Kafka escribe mirando al planeta desde afuera como un extraterrestre. Se adelantó medio siglo en experimentar la Tierra como una totalidad. Un juego de miradas al principio del relato le da un aire de thriller a lo que se cuenta, la mirada pone los objetos en tensión. El objeto es la máquina torturadora pero también ese cuerpo desecho del condenado, que es únicamente un despojo, una escoria, no le importa a nadie y solo merece morir. La jeta desparramada, dice el narrador que tenía, semblante y cabellos desgalichados, y un aspecto tan perrunamente sumiso que daba la impresión de que se lo podría dejar correr libremente por los riscos, y que en el momento de empezar la ejecución bastaría con silbarle para que fuese. Según el oficial, no tendría sentido anunciarle al condenado su propia condena, que desconoce, porque la va a experimentar en su propio cuerpo. Un poco a la manera de Virgilio Piñera, de Cronenberg, el cuerpo y la máquina fusionados como un medio del terror, del lugar donde se perpetúan las relaciones de dominación.

Hay todo un tema en relación a la ley, otro motivo kafkiano por excelencia. ¿Quién construye las leyes? ¿Por qué debemos aceptar lo que unos cuantos gordos de traje deciden en un congreso que es lo mejor para la mayoría? ¿Qué intereses representan? ¿Por qué son ellos los que diseñan el modo de vida de las sociedades? Quizá sea la legalidad una de las pocas referencias que tenemos en el mundo de Kafka de nuestro mundo, porque la patria y el Estado están borrados. No sé sabe en qué lugar pasa lo que pasa en sus cuentos. Las medidas que toma el oficial son excepcionales, pero esas excepciones constituyen la regla. El principio pro el que dicto sentencia es -dice el oficial-: la culpa nunca se pone en duda. ¿De qué es culpable el condenado? Lo que irrumpe acá es lo absurdo en el procedimiento de tortura, porque no sé sabe por qué se lleva a cabo.
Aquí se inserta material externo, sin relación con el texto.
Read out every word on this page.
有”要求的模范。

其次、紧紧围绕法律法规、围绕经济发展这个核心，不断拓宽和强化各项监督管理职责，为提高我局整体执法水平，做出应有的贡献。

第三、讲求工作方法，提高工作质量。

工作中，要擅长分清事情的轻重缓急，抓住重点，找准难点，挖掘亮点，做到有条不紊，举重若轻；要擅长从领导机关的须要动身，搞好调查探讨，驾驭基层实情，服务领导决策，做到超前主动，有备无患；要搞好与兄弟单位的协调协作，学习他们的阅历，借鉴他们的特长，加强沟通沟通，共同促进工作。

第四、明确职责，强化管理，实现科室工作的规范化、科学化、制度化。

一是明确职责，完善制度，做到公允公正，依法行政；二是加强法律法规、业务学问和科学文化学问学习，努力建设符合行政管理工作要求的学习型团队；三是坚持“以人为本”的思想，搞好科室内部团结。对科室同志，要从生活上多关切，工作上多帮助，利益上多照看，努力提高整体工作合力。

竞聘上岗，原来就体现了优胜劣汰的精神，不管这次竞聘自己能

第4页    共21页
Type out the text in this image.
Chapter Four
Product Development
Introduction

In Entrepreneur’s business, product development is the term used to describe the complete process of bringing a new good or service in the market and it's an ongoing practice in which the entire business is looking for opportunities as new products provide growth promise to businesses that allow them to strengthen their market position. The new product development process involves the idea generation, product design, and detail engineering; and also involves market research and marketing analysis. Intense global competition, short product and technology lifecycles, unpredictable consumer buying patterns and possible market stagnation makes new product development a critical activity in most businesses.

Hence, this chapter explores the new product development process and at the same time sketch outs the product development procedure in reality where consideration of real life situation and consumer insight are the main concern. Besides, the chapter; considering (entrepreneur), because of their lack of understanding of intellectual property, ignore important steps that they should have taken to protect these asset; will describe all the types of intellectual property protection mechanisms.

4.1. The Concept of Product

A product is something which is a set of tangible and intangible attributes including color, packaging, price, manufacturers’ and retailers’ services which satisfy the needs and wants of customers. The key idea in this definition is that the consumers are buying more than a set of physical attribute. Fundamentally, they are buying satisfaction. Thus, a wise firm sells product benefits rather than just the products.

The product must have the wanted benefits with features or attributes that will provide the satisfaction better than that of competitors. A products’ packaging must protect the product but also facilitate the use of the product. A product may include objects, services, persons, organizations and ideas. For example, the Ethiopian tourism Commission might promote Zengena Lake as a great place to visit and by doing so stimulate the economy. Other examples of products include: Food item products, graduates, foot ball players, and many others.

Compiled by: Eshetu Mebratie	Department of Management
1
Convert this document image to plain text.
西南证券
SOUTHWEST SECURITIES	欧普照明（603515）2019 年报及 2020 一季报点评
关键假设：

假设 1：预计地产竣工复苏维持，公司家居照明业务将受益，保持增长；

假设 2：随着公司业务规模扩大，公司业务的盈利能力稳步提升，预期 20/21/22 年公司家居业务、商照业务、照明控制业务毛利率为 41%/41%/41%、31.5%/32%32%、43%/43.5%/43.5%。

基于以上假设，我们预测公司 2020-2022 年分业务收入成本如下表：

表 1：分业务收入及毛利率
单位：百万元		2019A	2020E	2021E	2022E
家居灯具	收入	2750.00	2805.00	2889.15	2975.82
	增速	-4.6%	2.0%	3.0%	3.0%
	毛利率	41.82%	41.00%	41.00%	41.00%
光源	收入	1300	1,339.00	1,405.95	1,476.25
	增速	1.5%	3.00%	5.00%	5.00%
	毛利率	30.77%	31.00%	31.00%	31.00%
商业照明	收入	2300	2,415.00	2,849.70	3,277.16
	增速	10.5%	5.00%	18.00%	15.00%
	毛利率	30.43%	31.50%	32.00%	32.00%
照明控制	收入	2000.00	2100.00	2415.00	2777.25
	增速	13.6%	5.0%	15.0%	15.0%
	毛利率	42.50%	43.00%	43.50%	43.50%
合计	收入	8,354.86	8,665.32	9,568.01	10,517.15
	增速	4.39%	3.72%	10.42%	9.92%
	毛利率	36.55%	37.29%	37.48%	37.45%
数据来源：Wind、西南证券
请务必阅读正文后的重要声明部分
Se sabe únicamente cómo. El oficial se saltea la ley, instaura una propia. La forma que adquiere el absurdo es a partir de no revelar por qué pasa lo que pasa, sino de describirlo detalladamente de una manera fría, imperturbable, sádica, mientras el condenado acepta su destino porque algo hizo, o porque le dijeron que algo hizo, o porque lo convencieron de que algo hizo, o simplemente no le importa: es un condenado, está frente a la máquina y tiene que morir.